Я пытался. Он говорил так быстро, используя слова, которые мой разум не узнавал.
— Ты слишком много думаешь! — рявкнул Горацио.
Я закончил привязывать большой палец к взрывчатке, теперь все мое внимание фокусировалось только на одном. Мои слова потекли рекой, стали совпадать с его. Я не понимал, о чем мы говорим, но удвоение моих команд с его, казалось, больше повлияло на пустот, чем тогда, когда говорил только один Горацио.
Крича, он плечом толкнул Эмму, Нур и меня в тесную кучку. Затем он выхватил у меня взрывчатку, вывернул руку и швырнул ее как можно дальше. Я услышал, как сверток отскочил от задней стены и приземлился где-то в противоположном углу.
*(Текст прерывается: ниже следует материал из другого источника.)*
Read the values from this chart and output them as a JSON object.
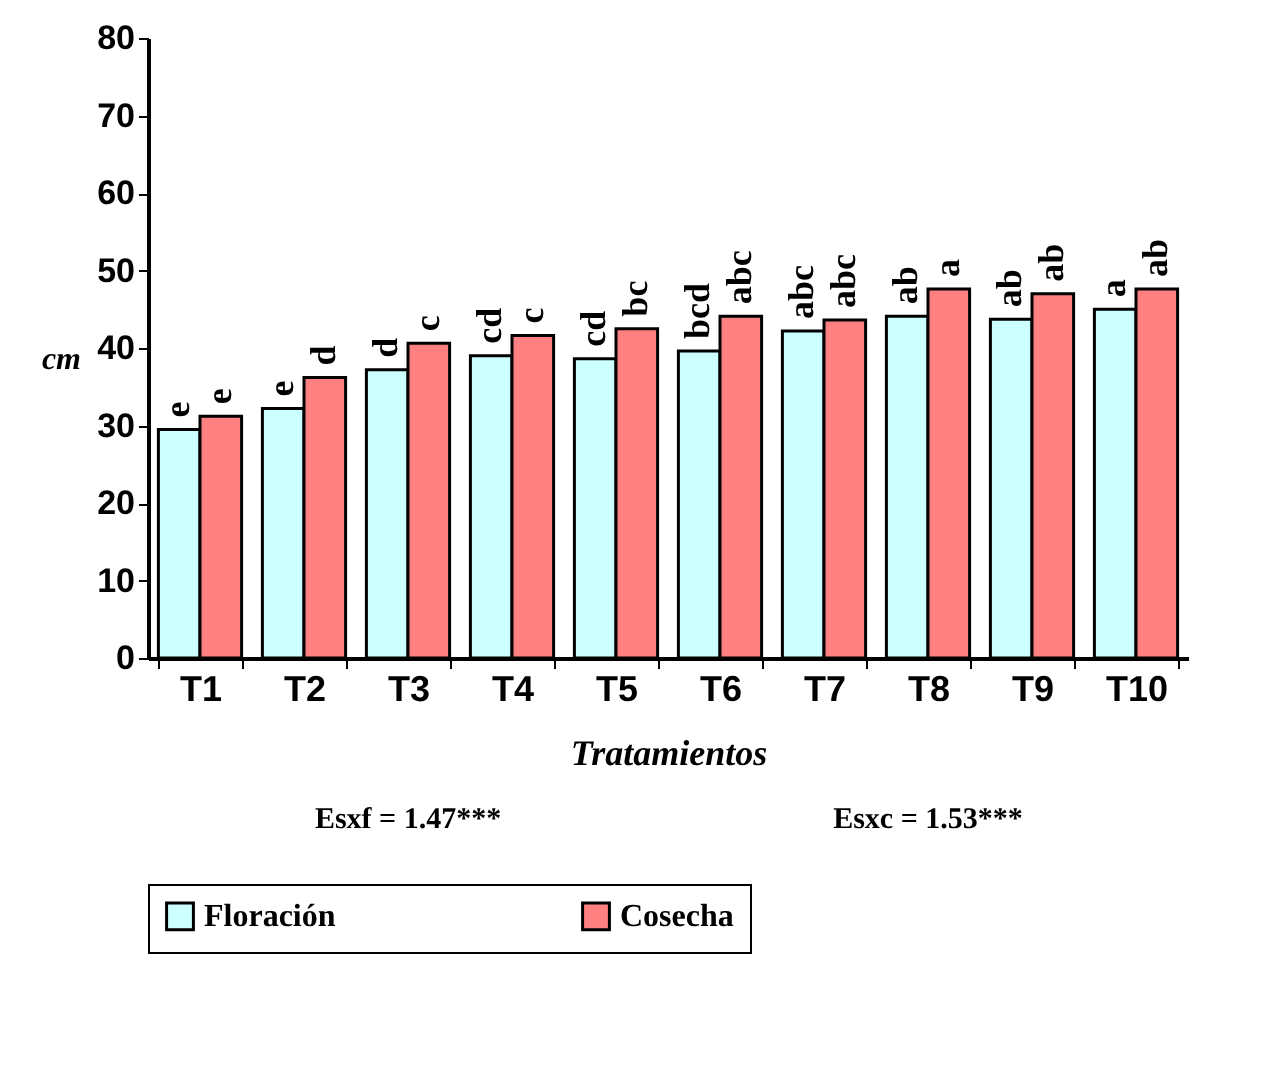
{
  "chart_data": {
    "type": "bar",
    "xlabel": "Tratamientos",
    "ylabel": "cm",
    "categories": [
      "T1",
      "T2",
      "T3",
      "T4",
      "T5",
      "T6",
      "T7",
      "T8",
      "T9",
      "T10"
    ],
    "series": [
      {
        "name": "Floración",
        "color": "#ccffff",
        "values": [
          29.5,
          32.2,
          37.2,
          39.0,
          38.6,
          39.6,
          42.2,
          44.1,
          43.7,
          45.0
        ],
        "value_labels": [
          "e",
          "e",
          "d",
          "cd",
          "cd",
          "bcd",
          "abc",
          "ab",
          "ab",
          "a"
        ]
      },
      {
        "name": "Cosecha",
        "color": "#ff8080",
        "values": [
          31.2,
          36.2,
          40.6,
          41.6,
          42.5,
          44.1,
          43.6,
          47.6,
          47.0,
          47.6
        ],
        "value_labels": [
          "e",
          "d",
          "c",
          "c",
          "bc",
          "abc",
          "abc",
          "a",
          "ab",
          "ab"
        ]
      }
    ],
    "ylim": [
      0,
      80
    ],
    "yticks": [
      0,
      10,
      20,
      30,
      40,
      50,
      60,
      70,
      80
    ],
    "grid": false,
    "legend": "bottom",
    "annotations": [
      "Esxf = 1.47***",
      "Esxc = 1.53***"
    ]
  }
}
Теперь пустоты были совсем близко. К нам приближалась целая стая из них, голодных и слюнявых, и только наши с Горацио крики не давали им разорвать нас в клочья. Но я чувствовал, как их воля набирает силу, а воля Горацио начинает угасать.
Нур прижалась ко мне и Эмме.
— Я люблю вас, ребята, — сказала Нур, плача. — Вы были мне как семья. Ладно?
Я выкрикивал гортанные команды во всю глотку. Но я кивнул и крепко обнял ее, а Эмма, которая не могла обнять нас, не поджигая огонь, держала руки подальше, прижимая ее спиной к тесной кучке, которую мы образовали.
— Мы тоже тебя любим, — сказала Эмма. — Это ведь сработает, правда?
— Конечно, это сработает, — сказал я, потому что не хотел, чтобы отчаяние было последним, что они почувствовали перед смертью.
— РУКУ НА ДЕТОНАТОР! — крикнул Горацио между командами на Пустотном.
Постепенно я начал понимать, о чем он говорит. Не останавливаться, не спать, не возвращаться, но теперь мягко, легко, медленно. А потом, когда он повернулся к нам лицом и прижался к нашей кучке сказал:
— Руки, аккуратно, дайте мне свои руки.
Горацио протянул руку, коснулся руки Эммы и взглядом и кивком сказал ей, что пришло время погасить ее пламя. Она так и сделала, снова погрузив комнату в темноту, и я почувствовал на своей спине одну из ее все еще теплых рук.